Between Seth MacFarlane's "We Saw Your Boobs" song and Anne Hathaway's nipple-y dress at the 2013 Oscars, one would have thought women's breasts were nominated for an award of their own. It's true: Boobs do garner their fair amount of attention, but there are definitely times when we would rather not discuss our chests.

Big boobs are like celebrities: They are beautiful to look at, but difficult to work with. The lingerie industry has created a multi-billion dollar business out of harnessing, supporting, wrangling, wrapping, pushing and smooshing breasts into desirable shapes. That said, there are times that we don't want to hear about our breasts.

We took a quick poll amongst busty ladies to find out just which comments they would like to never, ever (like, ever) hear again.

1. "Stop complaining--some women pay money for those!" That's all well and good, but it doesn't make it any easier to fit into low-cut tops, keep our button-down shirts from gaping and inadvertently exposing ourselves during board meetings or find a top at a mass retailer that doesn't give us uni-boob.
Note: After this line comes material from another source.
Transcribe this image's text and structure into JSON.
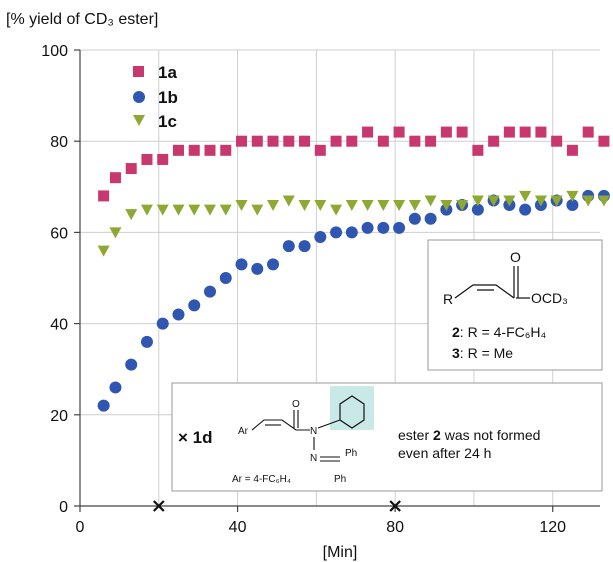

2."Ugh, I'm so jealous!" Cue the nervous laughter. Is that meant to be a compliment? Just because you might want them, doesn't mean that we want them. In the meantime we're stuck with them, so your jealousy is useless.
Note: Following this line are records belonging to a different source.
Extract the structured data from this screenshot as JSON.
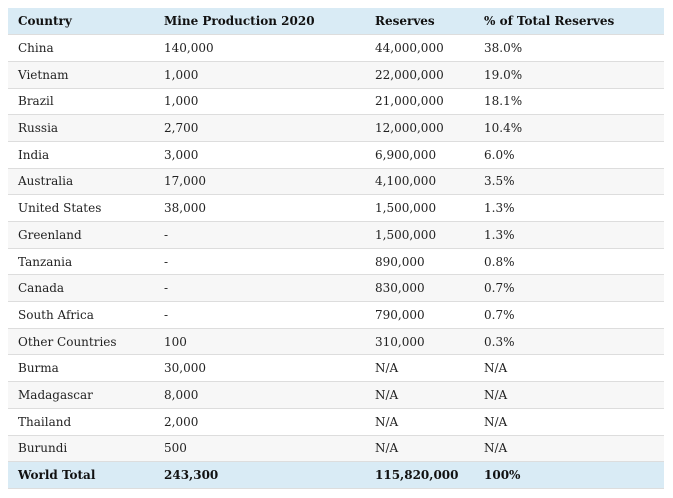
{
  "headers": [
    "Country",
    "Mine Production 2020",
    "Reserves",
    "% of Total Reserves"
  ],
  "rows": [
    [
      "China",
      "140,000",
      "44,000,000",
      "38.0%"
    ],
    [
      "Vietnam",
      "1,000",
      "22,000,000",
      "19.0%"
    ],
    [
      "Brazil",
      "1,000",
      "21,000,000",
      "18.1%"
    ],
    [
      "Russia",
      "2,700",
      "12,000,000",
      "10.4%"
    ],
    [
      "India",
      "3,000",
      "6,900,000",
      "6.0%"
    ],
    [
      "Australia",
      "17,000",
      "4,100,000",
      "3.5%"
    ],
    [
      "United States",
      "38,000",
      "1,500,000",
      "1.3%"
    ],
    [
      "Greenland",
      "-",
      "1,500,000",
      "1.3%"
    ],
    [
      "Tanzania",
      "-",
      "890,000",
      "0.8%"
    ],
    [
      "Canada",
      "-",
      "830,000",
      "0.7%"
    ],
    [
      "South Africa",
      "-",
      "790,000",
      "0.7%"
    ],
    [
      "Other Countries",
      "100",
      "310,000",
      "0.3%"
    ],
    [
      "Burma",
      "30,000",
      "N/A",
      "N/A"
    ],
    [
      "Madagascar",
      "8,000",
      "N/A",
      "N/A"
    ],
    [
      "Thailand",
      "2,000",
      "N/A",
      "N/A"
    ],
    [
      "Burundi",
      "500",
      "N/A",
      "N/A"
    ]
  ],
  "total": [
    "World Total",
    "243,300",
    "115,820,000",
    "100%"
  ],
  "colors": {
    "header_bg": "#d9ebf5",
    "alt_row_bg": "#f7f7f7",
    "border": "#dddddd"
  }
}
3. "Guys must love them." They do, but they're not the ones who have to truss them up like a chicken ready to be cooked anytime they want to leave the house.

4. "Have you ever thought about getting a reduction?" That's just plain rude. Suggesting plastic surgery of any kind is offensive. Invasive, expensive surgery is never an easy option.
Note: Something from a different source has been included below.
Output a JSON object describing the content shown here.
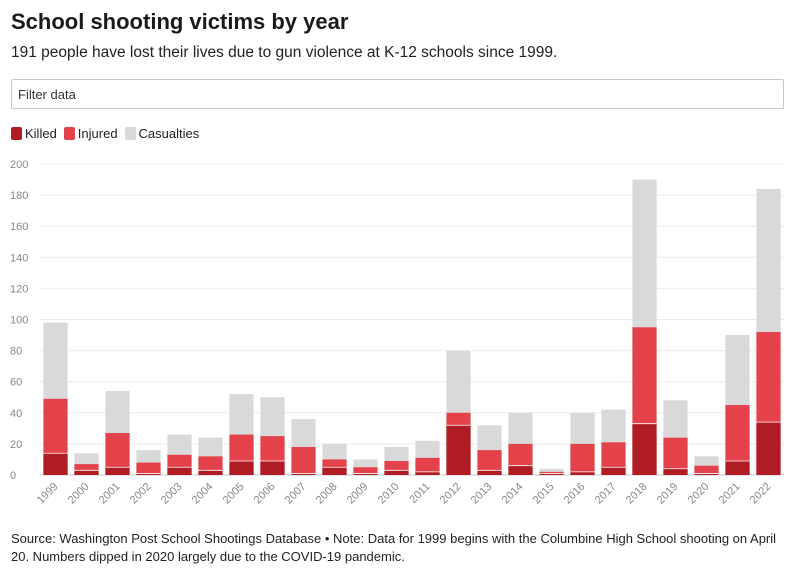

5. "You look just like Christina Hendricks/'Mad Men'/Marilyn Monroe/insert-50s-pin-up-here." We know this is meant as a compliment, but it pigeonholes us into a stereotype that may not be our natural style, leaving us feeling stuck. The truth is, it's a stereotype. As one colleague told us, "I could wear tighter things like Joan Holloway on 'Mad Men.' But her style is not my style, and just because we have a similar body type doesn't mean that I have to conform to one certain style, does it?"

6. "Do you have back pain?" Well, thank you for your concern, and what are you trying to say? Any curiosities about our bodies should be directed ... nowhere. Additionally, it makes it seem like our complaints are only valid if our boobs are causing us extreme physical pain.

Let's make this easy: Think of discussing one's body parts like the golden rule. "Do unto others' breasts as you would have done onto your own." Calling attention to boobs -- whether big or small -- invites insecurity. So rather than comment, just quietly imagine what it's like to walk a mile in a 36DD bra. Then imagine running in it.